Assess Your Custody Goals
Things are not easy for couples with children because they have to deal with their custody situation when getting a divorce. Typically, you will have to share custody of the children with your spouse unless there are extreme circumstances. You must assess your goals clearly, considering factors like your work schedule, living arrangement, and upcoming financial situation to decide your custody goals. If there are major issues with your spouse, you may also have to fight a custody battle which can turn out to belong and ugly. There could also be the issue of child support to deal with, so having a clear plan right from the start is valuable.
Gather Important Financial Documents
Documentation is a key aspect of divorce cases. You will need to have your financial account records, mortgages, phone records, and car notes in place before you even file. If you and your spouse keep the records together, make copies before you meet the attorney. Don’t forget to get records of the shared online accounts. Gathering records before filing is all the more important if you don’t expect divorce to happen on amicable terms. Your spouse may withhold the documents after getting the papers, so it makes sense that you have them ahead of time.

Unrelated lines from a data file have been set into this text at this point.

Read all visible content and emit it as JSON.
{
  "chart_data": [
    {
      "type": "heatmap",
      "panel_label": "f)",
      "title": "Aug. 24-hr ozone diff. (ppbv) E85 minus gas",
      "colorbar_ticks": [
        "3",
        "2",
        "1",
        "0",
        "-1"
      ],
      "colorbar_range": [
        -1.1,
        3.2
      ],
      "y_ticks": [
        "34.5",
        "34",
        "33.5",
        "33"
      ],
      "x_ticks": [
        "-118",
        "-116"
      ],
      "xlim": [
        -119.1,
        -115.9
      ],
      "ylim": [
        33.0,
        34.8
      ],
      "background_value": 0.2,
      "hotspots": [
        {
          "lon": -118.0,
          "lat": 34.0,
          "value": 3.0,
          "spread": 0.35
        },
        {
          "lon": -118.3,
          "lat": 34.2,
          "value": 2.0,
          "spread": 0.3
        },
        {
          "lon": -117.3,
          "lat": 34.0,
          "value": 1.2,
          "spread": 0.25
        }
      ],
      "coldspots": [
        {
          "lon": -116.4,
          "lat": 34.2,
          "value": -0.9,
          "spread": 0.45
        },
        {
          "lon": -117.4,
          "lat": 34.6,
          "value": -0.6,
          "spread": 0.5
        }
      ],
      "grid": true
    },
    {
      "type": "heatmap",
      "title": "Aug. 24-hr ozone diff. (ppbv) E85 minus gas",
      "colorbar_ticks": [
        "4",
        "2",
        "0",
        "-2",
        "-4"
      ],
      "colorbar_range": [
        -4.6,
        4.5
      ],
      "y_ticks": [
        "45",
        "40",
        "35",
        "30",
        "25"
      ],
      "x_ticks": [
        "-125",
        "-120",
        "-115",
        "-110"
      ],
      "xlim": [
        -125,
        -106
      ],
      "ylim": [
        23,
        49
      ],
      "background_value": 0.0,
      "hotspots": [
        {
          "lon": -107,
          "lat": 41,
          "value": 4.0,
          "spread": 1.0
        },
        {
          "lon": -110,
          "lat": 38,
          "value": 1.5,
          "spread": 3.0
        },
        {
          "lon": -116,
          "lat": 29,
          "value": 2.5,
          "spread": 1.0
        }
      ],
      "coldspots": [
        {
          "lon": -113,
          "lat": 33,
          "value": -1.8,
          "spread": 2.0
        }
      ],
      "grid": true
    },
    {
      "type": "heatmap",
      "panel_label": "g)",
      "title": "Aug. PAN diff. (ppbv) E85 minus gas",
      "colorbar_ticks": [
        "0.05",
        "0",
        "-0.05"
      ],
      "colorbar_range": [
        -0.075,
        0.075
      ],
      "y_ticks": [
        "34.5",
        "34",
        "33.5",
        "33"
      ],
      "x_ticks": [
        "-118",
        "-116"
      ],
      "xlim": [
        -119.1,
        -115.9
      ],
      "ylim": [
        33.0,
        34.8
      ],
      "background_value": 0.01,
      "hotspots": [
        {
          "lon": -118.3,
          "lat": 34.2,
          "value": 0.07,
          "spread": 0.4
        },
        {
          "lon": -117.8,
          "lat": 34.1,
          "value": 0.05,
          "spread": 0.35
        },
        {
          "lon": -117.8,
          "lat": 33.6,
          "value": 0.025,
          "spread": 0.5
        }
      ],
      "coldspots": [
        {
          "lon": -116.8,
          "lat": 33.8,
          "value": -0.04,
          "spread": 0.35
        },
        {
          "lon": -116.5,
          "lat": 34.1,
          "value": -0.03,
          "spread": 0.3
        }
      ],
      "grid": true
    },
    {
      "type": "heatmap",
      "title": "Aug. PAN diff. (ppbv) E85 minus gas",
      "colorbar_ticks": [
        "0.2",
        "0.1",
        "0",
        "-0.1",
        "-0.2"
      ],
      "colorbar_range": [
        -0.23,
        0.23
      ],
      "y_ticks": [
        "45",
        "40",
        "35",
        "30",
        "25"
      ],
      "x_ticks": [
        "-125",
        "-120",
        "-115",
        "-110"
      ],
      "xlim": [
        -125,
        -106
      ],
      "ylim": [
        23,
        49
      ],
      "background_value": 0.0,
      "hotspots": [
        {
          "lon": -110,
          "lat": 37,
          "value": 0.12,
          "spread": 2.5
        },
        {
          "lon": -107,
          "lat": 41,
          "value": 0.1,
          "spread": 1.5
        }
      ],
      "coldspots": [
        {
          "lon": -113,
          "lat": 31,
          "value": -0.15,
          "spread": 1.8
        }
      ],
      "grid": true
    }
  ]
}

Prepare A Marital Balance Sheet
Gathering your paperwork is only half the work done as you will also need a marital balance sheet that gives a complete and accurate view of your debts and assets. Hiring an accountant for the job is a good idea if you own multiple joint assets and debts or do business together. Ensure that the balance sheet includes all details, from your real estate to cars, bank accounts, retirement accounts, mortgages, notes, credit cards, and any other assets and liabilities. It will give you a fair idea about the marital estate and its division. Further, you will get a picture of the financials so that you can plan the expenses for the litigation and hiring your attorney.
Discuss Your Joint Bank Accounts And Credit Cards With Your Lawyer
If you have joint financial accounts and credit cards, you can expect financials to get complicated. The best approach would be to discuss them with your lawyer and seek counsel about closing the accounts or leaving them the same before you file. You wouldn’t want to risk your spouse draining the bank accounts or running up bills in your name because such situations do come up when couples aren’t on good terms. The attorney can best guide you about the feasible alternative, whether you should divide the accounts, close them, or simply leave them the same before you file.
Figure Out Your Living Situation
Divorce proceedings may take months to complete and you may not want to live with your spouse under the same roof. Things will obviously change once the litigation is complete. So you will have to decide your living situation during and after the procedure as well. The partners may agree mutually, whether they would continue living in the joint house together or one of them would move out. If there isn’t an agreement, you will have to seek advice from your lawyer on handling the situation.
The phase after filing and before the closure of divorce is a crucial one and you need to tread carefully. Negative behavior and actions can make your case unfavorable, which is the last thing you would want to happen if you are fighting for alimony or child custody. Consulting your attorney at every stage can save you from trouble and take the case in the right direction.